地役権により、土地所有者は将来の開発権を土地信託などの組織に売却できる。鑑定プロセスで開発権の価値が決まり、農家と地役権保有者が詳細を交渉する。土地所有者は前払い金を受け取り、その半分は州の資金から支払われる。残りはマッチング資金で、土地信託、地方政府、または米国農務省(年間4億5000万ドルを州の保全プログラムにマッチング)から提供される。土地所有者は引き続き農業、林業、その他の活動を続けられる。土地を売却することも可能だが、住宅、ショッピングモール、産業用地に転用する開発業者には売れない。
「これは、経済的プレッシャーを感じ、売却の申し出に殺到している農地所有者にとって、魅力的な選択肢です」と、新基金を推進したジョージア・コンサーバンシーのキャサリン・ムーア会長は語る。
売却の申し出額は、場所や開発計画などによって大きく異なる。不動産仲介・管理会社ソーンダース・ランドの報告書によると、2025年の移行期の土地(用途が変わる土地)の販売価格は1エーカーあたり6,000ドル強から26万ドル超まで幅がある。保全地役権の価値も大きく異なるが、土地所有者は通常、土地そのものを売るよりも地役権の方が低い金額を受け取る。権利だけを売るからだ。
アテネ近郊のマディソン郡で、ラス・ムーン氏は家族経営の農場でトウモロコシ、大豆、イチゴを栽培し、牛を飼育している。彼の家族は約100年、4世代にわたってこの土地を耕してきた。彼はこの状態を維持し、子供たちに農場を引き継ぎたいと考えている。ムーン氏は、この地域に住宅や開発が増えてきたのを目の当たりにしてきた。ジョージア大学のあるアテネに近く、田園風景も楽しめるのは魅力的だと彼は言う。周辺の他の農場はすでに売却され、開発ラッシュが野放しになれば、地域社会が根本的に変わってしまうと彼は懸念している。

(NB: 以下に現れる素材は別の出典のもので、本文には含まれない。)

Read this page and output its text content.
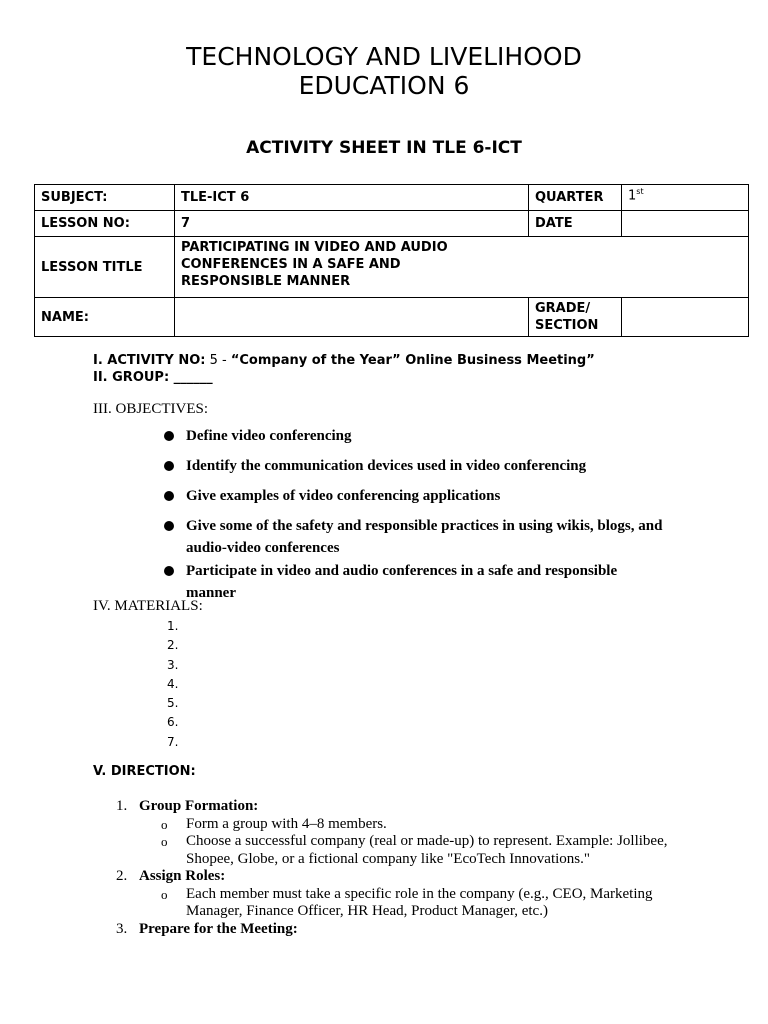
TECHNOLOGY AND LIVELIHOOD
EDUCATION 6
ACTIVITY SHEET IN TLE 6-ICT
SUBJECT:	TLE-ICT 6	QUARTER	1st
LESSON NO:	7	DATE	
LESSON TITLE	PARTICIPATING IN VIDEO AND AUDIO
CONFERENCES IN A SAFE AND
RESPONSIBLE MANNER		

NAME:		GRADE/
SECTION	

I. ACTIVITY NO: 5 - “Company of the Year” Online Business Meeting”
II. GROUP: ______
III. OBJECTIVES:
Define video conferencing
Identify the communication devices used in video conferencing
Give examples of video conferencing applications
Give some of the safety and responsible practices in using wikis, blogs, and audio-video conferences
Participate in video and audio conferences in a safe and responsible manner
IV. MATERIALS:
1.
2.
3.
4.
5.
6.
7.
V. DIRECTION:
1. Group Formation:
o Form a group with 4–8 members.
o Choose a successful company (real or made-up) to represent. Example: Jollibee, Shopee, Globe, or a fictional company like "EcoTech Innovations."
2. Assign Roles:
o Each member must take a specific role in the company (e.g., CEO, Marketing Manager, Finance Officer, HR Head, Product Manager, etc.)
3. Prepare for the Meeting:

「土地を売るという選択肢は本当にありません」と彼は自身の計画について語る。「できる限り農業を続けるつもりです。」ムーン氏は、やむを得ない場合にのみ売却するつもりだが、それはいつか、彼自身か、後を継ぐ子供たちにとって起こり得る。農業は不安定なビジネスで、天候や作物価格、世界市場に左右される。「いつか売らなければならない日が来るかもしれませんが、土地が開発されるのは望んでいません。それが私の願いであり、家族の願いです。」ムーン氏の土地の一部はすでに2019年に土地信託と直接保全地役権を結んでいる。州の新基金は、同様の方法でより多くの土地を保護することを目指している。